Our Scotland representative, David Spaven, gave an update on RFG’s activities in Scotland and emphasised the importance of land as a resource for new terminals. He explained how the Land Strategy sub-group has reviewed about 150 sites and identified those that have potential for rail freight development in the future. He said there is huge potential for development with commodities such as bottled water and whiskey and that additional services, such between Mossend and Teesport, are very encouraging.

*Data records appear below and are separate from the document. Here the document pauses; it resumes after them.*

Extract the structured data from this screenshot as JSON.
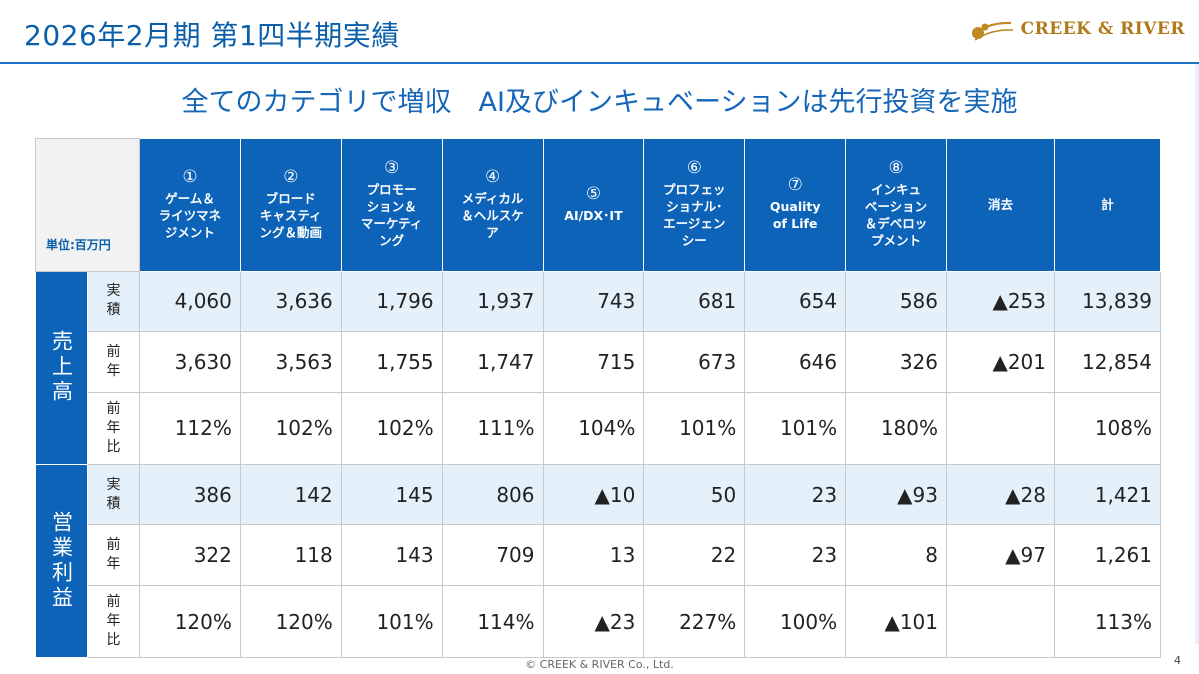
{
  "header": {
    "title": "2026年2月期 第1四半期実績",
    "logo_text": "CREEK & RIVER",
    "logo_icon": "creek-river-logo-icon"
  },
  "headline": "全てのカテゴリで増収　AI及びインキュベーションは先行投資を実施",
  "table": {
    "unit": "単位:百万円",
    "columns": [
      {
        "num": "①",
        "label": "ゲーム＆\nライツマネ\nジメント"
      },
      {
        "num": "②",
        "label": "ブロード\nキャスティ\nング＆動画"
      },
      {
        "num": "③",
        "label": "プロモー\nション＆\nマーケティ\nング"
      },
      {
        "num": "④",
        "label": "メディカル\n＆ヘルスケ\nア"
      },
      {
        "num": "⑤",
        "label": "AI/DX･IT"
      },
      {
        "num": "⑥",
        "label": "プロフェッ\nショナル･\nエージェン\nシー"
      },
      {
        "num": "⑦",
        "label": "Quality\nof Life"
      },
      {
        "num": "⑧",
        "label": "インキュ\nベーション\n＆デベロッ\nプメント"
      },
      {
        "num": "",
        "label": "消去"
      },
      {
        "num": "",
        "label": "計"
      }
    ],
    "groups": [
      {
        "name": "売上高",
        "rows": [
          {
            "label": "実\n積",
            "values": [
              "4,060",
              "3,636",
              "1,796",
              "1,937",
              "743",
              "681",
              "654",
              "586",
              "▲253",
              "13,839"
            ]
          },
          {
            "label": "前\n年",
            "values": [
              "3,630",
              "3,563",
              "1,755",
              "1,747",
              "715",
              "673",
              "646",
              "326",
              "▲201",
              "12,854"
            ]
          },
          {
            "label": "前\n年\n比",
            "values": [
              "112%",
              "102%",
              "102%",
              "111%",
              "104%",
              "101%",
              "101%",
              "180%",
              "",
              "108%"
            ]
          }
        ]
      },
      {
        "name": "営業利益",
        "rows": [
          {
            "label": "実\n積",
            "values": [
              "386",
              "142",
              "145",
              "806",
              "▲10",
              "50",
              "23",
              "▲93",
              "▲28",
              "1,421"
            ]
          },
          {
            "label": "前\n年",
            "values": [
              "322",
              "118",
              "143",
              "709",
              "13",
              "22",
              "23",
              "8",
              "▲97",
              "1,261"
            ]
          },
          {
            "label": "前\n年\n比",
            "values": [
              "120%",
              "120%",
              "101%",
              "114%",
              "▲23",
              "227%",
              "100%",
              "▲101",
              "",
              "113%"
            ]
          }
        ]
      }
    ]
  },
  "footer": {
    "copyright": "© CREEK & RIVER Co., Ltd.",
    "page": "4"
  }
}
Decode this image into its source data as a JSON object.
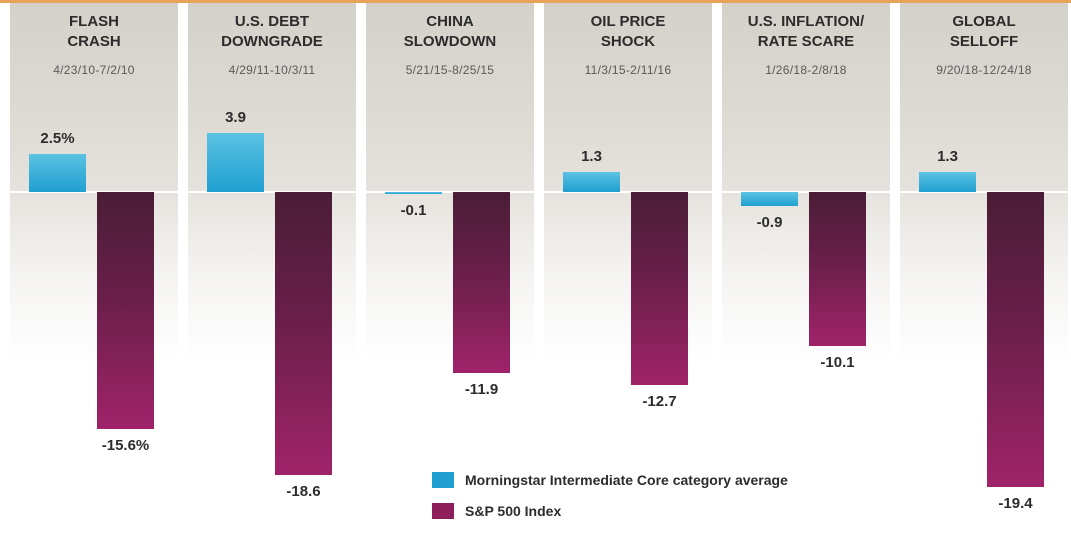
{
  "chart_data": {
    "type": "bar",
    "categories": [
      {
        "title": "FLASH\nCRASH",
        "dates": "4/23/10-7/2/10"
      },
      {
        "title": "U.S. DEBT\nDOWNGRADE",
        "dates": "4/29/11-10/3/11"
      },
      {
        "title": "CHINA\nSLOWDOWN",
        "dates": "5/21/15-8/25/15"
      },
      {
        "title": "OIL PRICE\nSHOCK",
        "dates": "11/3/15-2/11/16"
      },
      {
        "title": "U.S. INFLATION/\nRATE SCARE",
        "dates": "1/26/18-2/8/18"
      },
      {
        "title": "GLOBAL\nSELLOFF",
        "dates": "9/20/18-12/24/18"
      }
    ],
    "series": [
      {
        "name": "Morningstar Intermediate Core category average",
        "key": "core",
        "color": "#1f9fd1",
        "values": [
          2.5,
          3.9,
          -0.1,
          1.3,
          -0.9,
          1.3
        ],
        "labels": [
          "2.5%",
          "3.9",
          "-0.1",
          "1.3",
          "-0.9",
          "1.3"
        ]
      },
      {
        "name": "S&P 500 Index",
        "key": "sp",
        "color": "#8e1f5c",
        "values": [
          -15.6,
          -18.6,
          -11.9,
          -12.7,
          -10.1,
          -19.4
        ],
        "labels": [
          "-15.6%",
          "-18.6",
          "-11.9",
          "-12.7",
          "-10.1",
          "-19.4"
        ]
      }
    ],
    "ylim": [
      -19.4,
      3.9
    ],
    "grid": false,
    "legend": "bottom-right"
  }
}
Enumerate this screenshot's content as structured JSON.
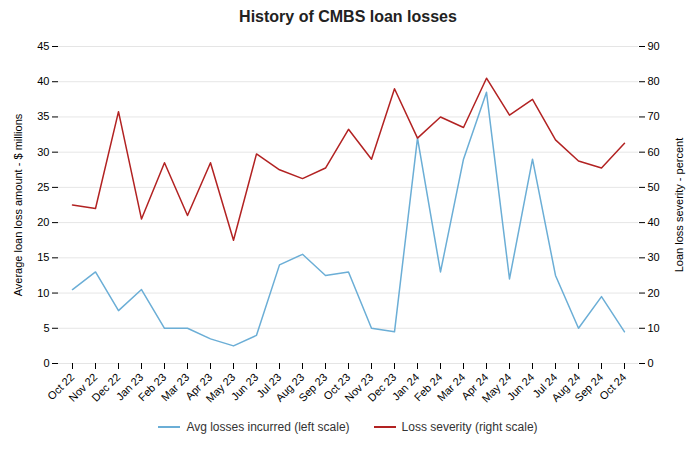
{
  "chart_data": {
    "type": "line",
    "title": "History  of CMBS loan losses",
    "ylabel": "Average loan loss amount - $ millions",
    "y2label": "Loan loss severity - percent",
    "categories": [
      "Oct 22",
      "Nov 22",
      "Dec 22",
      "Jan 23",
      "Feb 23",
      "Mar 23",
      "Apr 23",
      "May 23",
      "Jun 23",
      "Jul 23",
      "Aug 23",
      "Sep 23",
      "Oct 23",
      "Nov 23",
      "Dec 23",
      "Jan 24",
      "Feb 24",
      "Mar 24",
      "Apr 24",
      "May 24",
      "Jun 24",
      "Jul 24",
      "Aug 24",
      "Sep 24",
      "Oct 24"
    ],
    "series": [
      {
        "name": "Avg losses incurred (left scale)",
        "color": "#6baed6",
        "values": [
          10.5,
          13.0,
          7.5,
          10.5,
          5.0,
          5.0,
          3.5,
          2.5,
          4.0,
          14.0,
          15.5,
          12.5,
          13.0,
          5.0,
          4.5,
          32.0,
          13.0,
          29.0,
          38.5,
          12.0,
          29.0,
          12.5,
          5.0,
          9.5,
          4.5
        ]
      },
      {
        "name": "Loss severity (right scale)",
        "color": "#b22222",
        "axis": "y2",
        "values": [
          45.0,
          44.0,
          71.5,
          41.0,
          57.0,
          42.0,
          57.0,
          35.0,
          59.5,
          55.0,
          52.5,
          55.5,
          66.5,
          58.0,
          78.0,
          64.0,
          70.0,
          67.0,
          81.0,
          70.5,
          75.0,
          63.5,
          57.5,
          55.5,
          62.5
        ]
      }
    ],
    "ylim": [
      0,
      45
    ],
    "yticks": [
      0,
      5,
      10,
      15,
      20,
      25,
      30,
      35,
      40,
      45
    ],
    "y2lim": [
      0,
      90
    ],
    "y2ticks": [
      0,
      10,
      20,
      30,
      40,
      50,
      60,
      70,
      80,
      90
    ],
    "grid": true,
    "legend": "bottom"
  }
}
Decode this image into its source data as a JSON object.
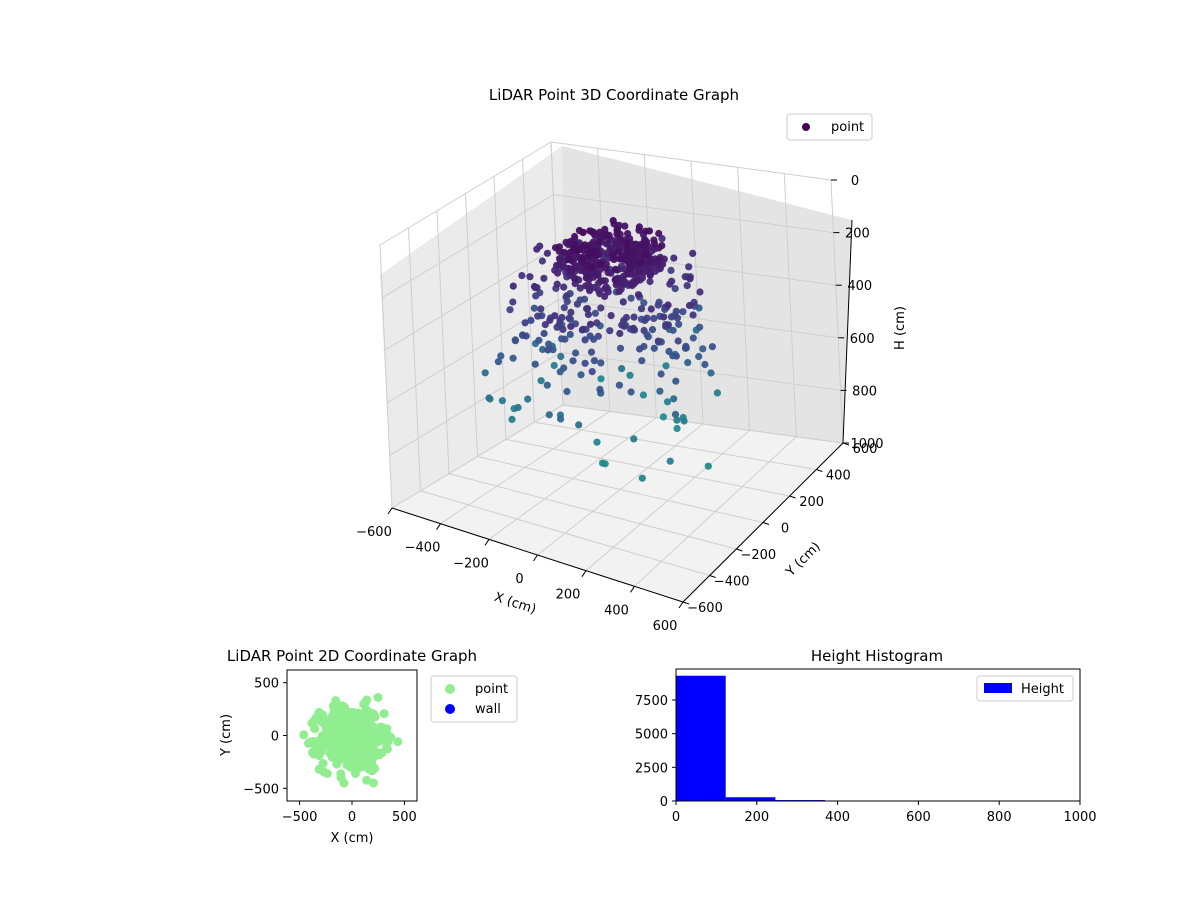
{
  "chart_data": [
    {
      "type": "scatter",
      "projection": "3d",
      "title": "LiDAR Point 3D Coordinate Graph",
      "xlabel": "X (cm)",
      "ylabel": "Y (cm)",
      "zlabel": "H (cm)",
      "xlim": [
        -600,
        600
      ],
      "ylim": [
        -600,
        600
      ],
      "zlim": [
        0,
        1000
      ],
      "zinverted": true,
      "xticks": [
        "−600",
        "−400",
        "−200",
        "0",
        "200",
        "400",
        "600"
      ],
      "yticks": [
        "−600",
        "−400",
        "−200",
        "0",
        "200",
        "400",
        "600"
      ],
      "zticks": [
        "0",
        "200",
        "400",
        "600",
        "800",
        "1000"
      ],
      "grid": true,
      "legend": {
        "position": "top-right",
        "entries": [
          {
            "label": "point",
            "color": "#440154"
          }
        ]
      },
      "colormap": "viridis",
      "point_count_estimate": 600,
      "notes_visible": "dense cluster near top center (H≈50–200), sparser points down to H≈800"
    },
    {
      "type": "scatter",
      "title": "LiDAR Point 2D Coordinate Graph",
      "xlabel": "X (cm)",
      "ylabel": "Y (cm)",
      "xlim": [
        -620,
        620
      ],
      "ylim": [
        -620,
        620
      ],
      "xticks": [
        "−500",
        "0",
        "500"
      ],
      "yticks": [
        "−500",
        "0",
        "500"
      ],
      "legend": {
        "position": "outside-right",
        "entries": [
          {
            "label": "point",
            "color": "#90ee90"
          },
          {
            "label": "wall",
            "color": "#0000ff"
          }
        ]
      },
      "series": [
        {
          "name": "point",
          "color": "#90ee90",
          "extent_x": [
            -460,
            450
          ],
          "extent_y": [
            -450,
            360
          ]
        }
      ]
    },
    {
      "type": "bar",
      "subtype": "histogram",
      "title": "Height Histogram",
      "xlim": [
        0,
        1000
      ],
      "ylim": [
        0,
        9800
      ],
      "xticks": [
        "0",
        "200",
        "400",
        "600",
        "800",
        "1000"
      ],
      "yticks": [
        "0",
        "2500",
        "5000",
        "7500"
      ],
      "bins": [
        {
          "x0": 0,
          "x1": 123,
          "value": 9300
        },
        {
          "x0": 123,
          "x1": 246,
          "value": 280
        },
        {
          "x0": 246,
          "x1": 369,
          "value": 70
        },
        {
          "x0": 369,
          "x1": 492,
          "value": 10
        }
      ],
      "legend": {
        "position": "top-right",
        "entries": [
          {
            "label": "Height",
            "color": "#0000ff"
          }
        ]
      },
      "color": "#0000ff"
    }
  ]
}
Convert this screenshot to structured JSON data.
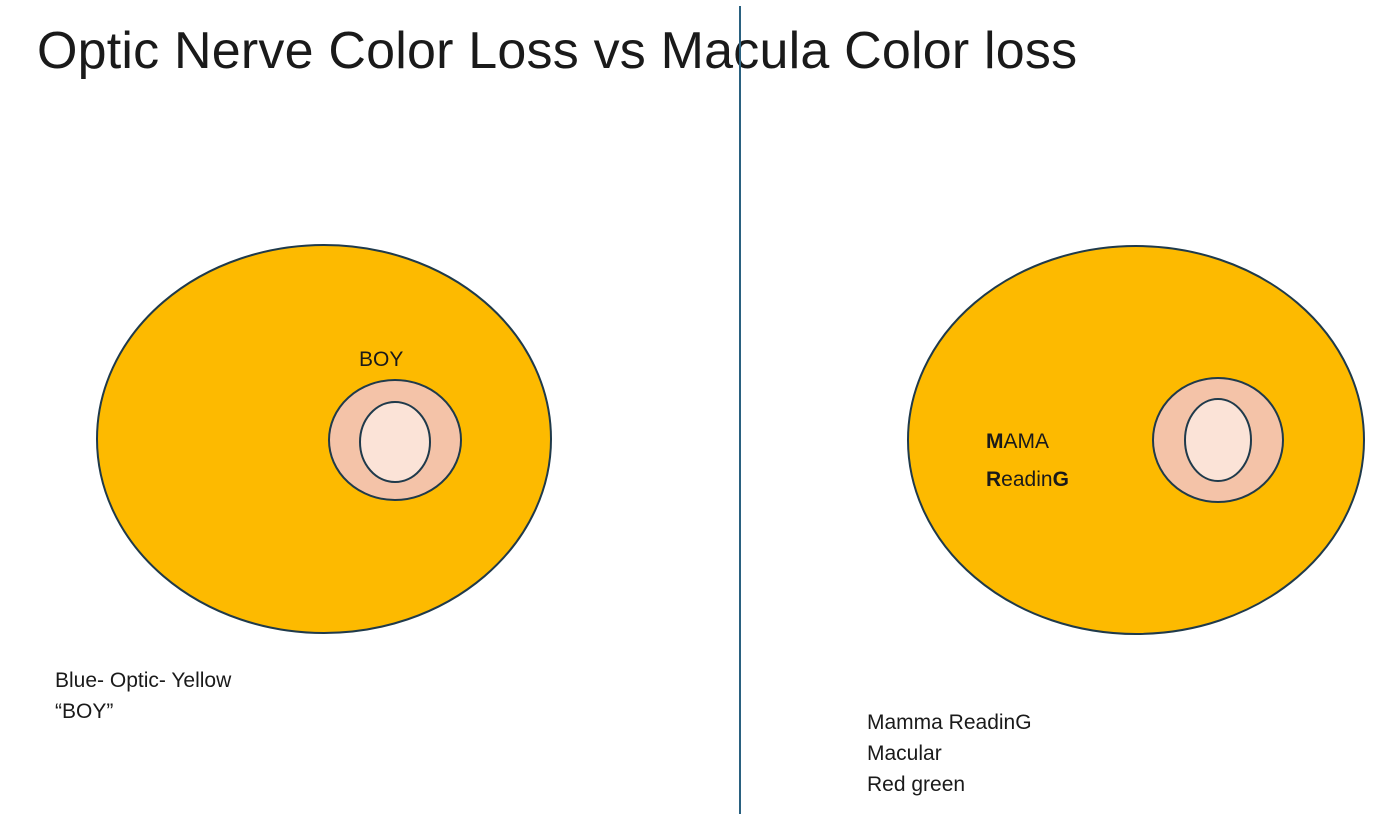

Bill Reeves, Commercial Director, Transport Scotland, said: “Everyone seems to be in favour of rail freight, like we are all in favour of world peace. The point is what are we going to do about it?” He outlined the actions that Scottish Government is now taking on rail freight, including setting a growth target for the Network Rail route, and making direct investment for rail freight on the Scottish network. He says he has been delighted by the response of Network Rail colleagues in the last few years in helping facilitate growth, for instance, in the timber market.
Chris Swan, Head of Rail at Tarmac, said that construction traffic was growing on the railways and it is important that we show the positive stories. “But we need sites for terminals and network access capacity at realistic costs to continue this growth.”
Andrew Malcolm of Malcolm Logistics explained how shared user terminals for intermodal traffic helped new rail customers, by sharing risk and offering room for growth. John McGuigan outlined the potential for rail freight growth at Aberdeen Harbour, while Geoff Lippitt of PD Ports highlighted how the growth in rail container traffic between Scotland and Teesport in the last five years has been driven by growth the shortsea market, and a greater understanding of the need for effective rail links.
Andy Saunders, Delivery Director, FNPO, Network Rail, admitted that while Network Rail generally understood the freight business, “in some places we probably don’t” and called on all parts of the rail freight industry to work with Network Rail. He also said road and rail need to work more closely together to reap the benefits and develop opportunities.”
Our thanks to Tarmac for supporting the conference and hosting a visit to the nearby Dunbar Cement Plant, which was enjoyed by all those able to participate.